Но отец Александр уже потерял интерес к блаженному; подобрав руками длинный подол рясы, чтобы не заволочить в грязи, он неторопливо отправился в обход скита. «Се, гряду скоро, и возмездие мое со мною, чтобы воздать каждому по делам его», – грозился настоятель, мысленно облекаясь в государевы багряницы.
Всю седмицу монашена Хиония приносила Феодору еду, но юрод не притронулся к выти. «Псу смрадному не подобает из мисы ести», – отказывался он.
Однажды в ночи Феодор встряхнул руками, пытаясь унять телесную немочь, и железа сами опали с него.
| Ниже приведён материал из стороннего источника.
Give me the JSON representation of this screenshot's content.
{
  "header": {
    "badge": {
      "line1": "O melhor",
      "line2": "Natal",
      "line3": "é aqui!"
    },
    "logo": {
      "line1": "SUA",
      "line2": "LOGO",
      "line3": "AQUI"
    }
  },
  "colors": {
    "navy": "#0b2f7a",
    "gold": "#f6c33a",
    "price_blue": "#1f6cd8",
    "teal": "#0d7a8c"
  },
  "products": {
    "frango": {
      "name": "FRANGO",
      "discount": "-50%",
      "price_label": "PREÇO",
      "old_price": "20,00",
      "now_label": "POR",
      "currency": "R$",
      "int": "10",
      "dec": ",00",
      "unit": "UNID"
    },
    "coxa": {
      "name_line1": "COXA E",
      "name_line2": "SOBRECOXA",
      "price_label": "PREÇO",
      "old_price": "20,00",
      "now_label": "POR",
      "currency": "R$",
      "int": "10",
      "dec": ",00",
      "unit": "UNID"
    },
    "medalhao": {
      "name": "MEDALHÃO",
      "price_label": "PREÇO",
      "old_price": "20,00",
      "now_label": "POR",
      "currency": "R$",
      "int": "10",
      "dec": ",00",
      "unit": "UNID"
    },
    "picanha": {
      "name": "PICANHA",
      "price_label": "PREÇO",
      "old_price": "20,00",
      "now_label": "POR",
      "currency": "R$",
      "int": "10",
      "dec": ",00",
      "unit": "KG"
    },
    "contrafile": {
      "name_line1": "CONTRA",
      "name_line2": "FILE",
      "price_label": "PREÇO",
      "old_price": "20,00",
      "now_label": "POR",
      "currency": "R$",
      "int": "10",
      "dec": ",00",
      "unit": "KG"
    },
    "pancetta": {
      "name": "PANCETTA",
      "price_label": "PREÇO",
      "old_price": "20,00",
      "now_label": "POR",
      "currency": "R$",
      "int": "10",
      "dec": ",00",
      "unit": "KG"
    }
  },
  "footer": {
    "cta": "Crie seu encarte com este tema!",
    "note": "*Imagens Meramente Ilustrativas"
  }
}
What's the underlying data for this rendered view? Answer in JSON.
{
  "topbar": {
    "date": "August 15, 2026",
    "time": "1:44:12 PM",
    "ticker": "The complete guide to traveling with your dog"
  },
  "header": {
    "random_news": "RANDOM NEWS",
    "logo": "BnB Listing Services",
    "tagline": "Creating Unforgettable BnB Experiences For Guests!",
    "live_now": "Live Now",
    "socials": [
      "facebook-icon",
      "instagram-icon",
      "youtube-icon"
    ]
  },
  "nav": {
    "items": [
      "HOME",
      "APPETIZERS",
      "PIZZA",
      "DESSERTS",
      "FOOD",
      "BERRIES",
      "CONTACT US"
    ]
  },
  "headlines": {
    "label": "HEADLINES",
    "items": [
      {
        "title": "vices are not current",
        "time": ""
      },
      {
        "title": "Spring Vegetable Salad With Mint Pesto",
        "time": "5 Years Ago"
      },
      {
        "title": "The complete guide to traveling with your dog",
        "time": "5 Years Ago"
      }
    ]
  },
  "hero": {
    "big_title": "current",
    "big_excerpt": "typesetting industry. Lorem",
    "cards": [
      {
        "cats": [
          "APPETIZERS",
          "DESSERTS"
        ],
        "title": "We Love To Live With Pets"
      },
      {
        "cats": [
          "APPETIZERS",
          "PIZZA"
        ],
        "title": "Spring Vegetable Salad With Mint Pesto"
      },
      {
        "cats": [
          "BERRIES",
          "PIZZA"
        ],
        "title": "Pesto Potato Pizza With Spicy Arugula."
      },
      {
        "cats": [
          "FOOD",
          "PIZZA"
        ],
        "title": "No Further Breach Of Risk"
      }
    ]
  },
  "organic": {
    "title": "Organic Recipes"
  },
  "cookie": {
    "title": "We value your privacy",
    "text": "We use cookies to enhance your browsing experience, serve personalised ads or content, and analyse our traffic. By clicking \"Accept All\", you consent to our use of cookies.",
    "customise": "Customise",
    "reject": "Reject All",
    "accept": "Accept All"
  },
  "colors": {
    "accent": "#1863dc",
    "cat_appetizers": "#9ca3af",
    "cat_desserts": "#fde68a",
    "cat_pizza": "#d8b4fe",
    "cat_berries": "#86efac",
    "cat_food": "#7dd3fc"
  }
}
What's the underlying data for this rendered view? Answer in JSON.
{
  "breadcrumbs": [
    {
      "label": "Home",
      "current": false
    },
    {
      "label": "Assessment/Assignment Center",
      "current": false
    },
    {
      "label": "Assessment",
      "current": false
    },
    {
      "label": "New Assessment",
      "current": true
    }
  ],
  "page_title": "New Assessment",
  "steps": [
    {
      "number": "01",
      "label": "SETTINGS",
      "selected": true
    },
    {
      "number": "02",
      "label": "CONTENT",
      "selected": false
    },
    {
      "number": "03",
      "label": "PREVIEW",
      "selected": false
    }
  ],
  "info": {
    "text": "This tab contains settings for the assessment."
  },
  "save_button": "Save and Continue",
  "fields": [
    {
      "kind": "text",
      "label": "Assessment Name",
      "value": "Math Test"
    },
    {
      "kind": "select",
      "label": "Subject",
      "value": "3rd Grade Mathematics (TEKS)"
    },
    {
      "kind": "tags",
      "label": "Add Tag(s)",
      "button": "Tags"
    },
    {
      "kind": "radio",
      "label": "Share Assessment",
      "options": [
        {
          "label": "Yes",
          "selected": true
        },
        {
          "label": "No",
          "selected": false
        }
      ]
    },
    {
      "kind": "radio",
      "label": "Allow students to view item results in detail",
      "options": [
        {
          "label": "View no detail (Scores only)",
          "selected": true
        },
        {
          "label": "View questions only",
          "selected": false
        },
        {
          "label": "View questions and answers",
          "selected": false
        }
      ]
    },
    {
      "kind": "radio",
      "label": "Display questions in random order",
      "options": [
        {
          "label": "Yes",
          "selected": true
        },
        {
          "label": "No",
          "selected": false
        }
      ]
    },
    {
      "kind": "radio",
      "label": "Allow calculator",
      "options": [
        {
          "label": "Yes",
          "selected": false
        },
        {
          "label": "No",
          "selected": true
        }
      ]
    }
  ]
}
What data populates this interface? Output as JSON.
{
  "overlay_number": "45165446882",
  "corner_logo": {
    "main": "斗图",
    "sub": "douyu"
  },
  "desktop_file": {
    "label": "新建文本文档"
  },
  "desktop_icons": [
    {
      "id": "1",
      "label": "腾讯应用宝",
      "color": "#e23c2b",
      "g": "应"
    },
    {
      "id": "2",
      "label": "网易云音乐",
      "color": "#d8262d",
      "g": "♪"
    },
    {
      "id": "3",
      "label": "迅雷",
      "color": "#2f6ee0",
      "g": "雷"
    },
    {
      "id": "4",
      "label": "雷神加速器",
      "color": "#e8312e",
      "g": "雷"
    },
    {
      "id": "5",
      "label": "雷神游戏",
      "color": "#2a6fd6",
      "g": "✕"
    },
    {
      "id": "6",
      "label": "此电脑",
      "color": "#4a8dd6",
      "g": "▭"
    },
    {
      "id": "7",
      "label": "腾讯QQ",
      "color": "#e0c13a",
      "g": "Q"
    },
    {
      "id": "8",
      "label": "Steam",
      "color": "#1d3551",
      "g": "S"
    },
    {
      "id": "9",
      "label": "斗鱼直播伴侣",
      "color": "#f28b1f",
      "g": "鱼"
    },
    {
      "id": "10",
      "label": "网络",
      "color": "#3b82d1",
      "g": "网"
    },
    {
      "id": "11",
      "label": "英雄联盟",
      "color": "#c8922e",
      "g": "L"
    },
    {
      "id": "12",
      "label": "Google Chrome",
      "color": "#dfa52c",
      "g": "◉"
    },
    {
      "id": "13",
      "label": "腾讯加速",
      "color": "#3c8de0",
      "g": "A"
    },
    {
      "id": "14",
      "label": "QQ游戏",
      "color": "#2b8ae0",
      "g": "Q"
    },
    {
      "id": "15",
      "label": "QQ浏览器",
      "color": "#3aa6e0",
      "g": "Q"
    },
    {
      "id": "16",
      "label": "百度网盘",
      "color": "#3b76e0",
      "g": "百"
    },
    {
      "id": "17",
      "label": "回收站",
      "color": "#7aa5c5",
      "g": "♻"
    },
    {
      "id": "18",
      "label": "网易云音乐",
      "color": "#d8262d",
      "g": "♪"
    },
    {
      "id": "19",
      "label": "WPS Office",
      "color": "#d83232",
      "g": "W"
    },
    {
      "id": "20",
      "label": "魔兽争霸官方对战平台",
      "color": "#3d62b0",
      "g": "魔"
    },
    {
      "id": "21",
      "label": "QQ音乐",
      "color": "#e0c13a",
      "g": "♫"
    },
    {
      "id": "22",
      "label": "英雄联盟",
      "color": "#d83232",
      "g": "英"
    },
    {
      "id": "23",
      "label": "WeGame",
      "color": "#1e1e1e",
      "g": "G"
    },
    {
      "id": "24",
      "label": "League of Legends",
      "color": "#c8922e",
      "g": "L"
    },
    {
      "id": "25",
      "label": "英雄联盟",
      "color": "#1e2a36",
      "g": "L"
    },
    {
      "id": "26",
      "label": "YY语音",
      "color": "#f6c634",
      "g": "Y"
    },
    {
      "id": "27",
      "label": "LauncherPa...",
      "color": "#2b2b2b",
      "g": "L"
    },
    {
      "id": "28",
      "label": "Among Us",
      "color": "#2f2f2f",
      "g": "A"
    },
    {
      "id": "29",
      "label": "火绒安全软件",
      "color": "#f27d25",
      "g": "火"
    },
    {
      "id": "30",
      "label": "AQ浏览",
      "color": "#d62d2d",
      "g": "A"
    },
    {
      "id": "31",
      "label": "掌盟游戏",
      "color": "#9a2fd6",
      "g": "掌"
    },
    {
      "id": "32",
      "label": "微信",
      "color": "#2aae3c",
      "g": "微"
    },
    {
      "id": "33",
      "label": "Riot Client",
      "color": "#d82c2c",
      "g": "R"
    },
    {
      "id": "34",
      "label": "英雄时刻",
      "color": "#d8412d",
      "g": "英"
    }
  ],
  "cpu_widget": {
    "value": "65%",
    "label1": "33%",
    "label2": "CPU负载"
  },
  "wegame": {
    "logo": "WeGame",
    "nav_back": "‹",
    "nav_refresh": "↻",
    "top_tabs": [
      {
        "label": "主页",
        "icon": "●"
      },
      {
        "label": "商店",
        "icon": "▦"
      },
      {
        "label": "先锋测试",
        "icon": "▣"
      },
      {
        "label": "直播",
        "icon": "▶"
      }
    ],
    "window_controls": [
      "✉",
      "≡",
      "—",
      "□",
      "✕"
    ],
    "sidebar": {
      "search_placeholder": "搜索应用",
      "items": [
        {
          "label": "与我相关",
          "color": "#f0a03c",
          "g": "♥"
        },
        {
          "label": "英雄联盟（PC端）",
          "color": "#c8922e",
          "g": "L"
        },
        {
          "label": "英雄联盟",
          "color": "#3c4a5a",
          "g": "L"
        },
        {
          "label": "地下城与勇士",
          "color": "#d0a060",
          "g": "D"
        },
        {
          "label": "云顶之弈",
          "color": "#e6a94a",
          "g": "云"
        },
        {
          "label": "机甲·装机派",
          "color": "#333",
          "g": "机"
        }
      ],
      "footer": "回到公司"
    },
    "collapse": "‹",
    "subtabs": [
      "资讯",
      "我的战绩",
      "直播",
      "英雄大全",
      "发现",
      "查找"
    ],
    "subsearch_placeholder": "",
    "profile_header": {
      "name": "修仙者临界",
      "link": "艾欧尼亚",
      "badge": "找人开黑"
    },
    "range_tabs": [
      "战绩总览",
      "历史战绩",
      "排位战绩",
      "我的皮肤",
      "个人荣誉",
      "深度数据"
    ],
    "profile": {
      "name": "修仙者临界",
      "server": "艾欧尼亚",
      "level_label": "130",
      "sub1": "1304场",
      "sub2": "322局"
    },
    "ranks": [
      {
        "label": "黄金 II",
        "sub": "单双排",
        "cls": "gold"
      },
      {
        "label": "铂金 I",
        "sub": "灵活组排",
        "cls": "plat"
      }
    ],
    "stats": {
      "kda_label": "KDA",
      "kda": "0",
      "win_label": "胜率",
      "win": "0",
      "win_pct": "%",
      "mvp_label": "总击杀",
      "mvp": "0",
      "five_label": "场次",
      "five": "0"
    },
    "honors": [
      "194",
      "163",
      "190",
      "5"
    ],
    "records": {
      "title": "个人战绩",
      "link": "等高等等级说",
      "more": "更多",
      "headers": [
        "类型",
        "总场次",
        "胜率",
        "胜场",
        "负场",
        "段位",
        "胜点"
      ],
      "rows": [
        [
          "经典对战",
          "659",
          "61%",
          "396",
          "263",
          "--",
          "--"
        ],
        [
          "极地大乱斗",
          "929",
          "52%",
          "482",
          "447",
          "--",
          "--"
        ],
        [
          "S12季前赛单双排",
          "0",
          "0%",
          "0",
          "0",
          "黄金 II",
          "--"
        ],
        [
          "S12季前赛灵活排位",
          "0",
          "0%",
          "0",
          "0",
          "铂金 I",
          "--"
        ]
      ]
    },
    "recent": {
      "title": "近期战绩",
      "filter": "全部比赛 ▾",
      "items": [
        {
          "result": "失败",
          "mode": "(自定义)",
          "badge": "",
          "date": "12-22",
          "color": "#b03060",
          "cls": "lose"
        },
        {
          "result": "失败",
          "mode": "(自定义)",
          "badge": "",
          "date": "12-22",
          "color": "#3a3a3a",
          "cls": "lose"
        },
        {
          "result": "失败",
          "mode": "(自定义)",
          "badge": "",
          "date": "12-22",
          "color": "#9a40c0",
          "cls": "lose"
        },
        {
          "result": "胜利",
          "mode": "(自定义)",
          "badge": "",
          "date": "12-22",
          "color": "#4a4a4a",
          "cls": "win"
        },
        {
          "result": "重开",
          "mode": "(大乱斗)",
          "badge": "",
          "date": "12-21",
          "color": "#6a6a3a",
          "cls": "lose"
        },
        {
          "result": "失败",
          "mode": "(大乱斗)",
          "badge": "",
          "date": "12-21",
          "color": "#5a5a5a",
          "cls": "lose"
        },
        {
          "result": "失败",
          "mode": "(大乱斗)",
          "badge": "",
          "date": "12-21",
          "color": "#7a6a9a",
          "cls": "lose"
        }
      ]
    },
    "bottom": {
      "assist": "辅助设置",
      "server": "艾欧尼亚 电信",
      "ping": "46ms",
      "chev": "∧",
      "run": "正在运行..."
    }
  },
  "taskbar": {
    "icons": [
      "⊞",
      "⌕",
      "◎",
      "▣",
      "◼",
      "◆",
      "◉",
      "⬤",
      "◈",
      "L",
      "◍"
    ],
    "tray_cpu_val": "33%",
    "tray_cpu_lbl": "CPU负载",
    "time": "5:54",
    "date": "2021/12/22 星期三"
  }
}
Феодор не удивился чуду, но шума испугался и, торопливо свалившись под стену, просунул руки в кованые браслеты.
...Признал меня Спаситель и не отдал на растерзание блудодеям... – От одной мысли блаженное тепло растеклось по измозгнутым чреслам... – Господь подскажет, лишь твори заветы Его. Однако выхудал я, как собачий мосол, стал тощой, что тебе бабье веретено. Осталось душу мою скверную, псиную вытряхнуть из груди. Каковски еще надобно молить Всевышнего, чтобы прибрал? Все нутро изболело, живого места нет. Иного человека хворями всего выдует, и станет он что полая дудка-падреница, и примется он, плачучись, ежедень просить смерти.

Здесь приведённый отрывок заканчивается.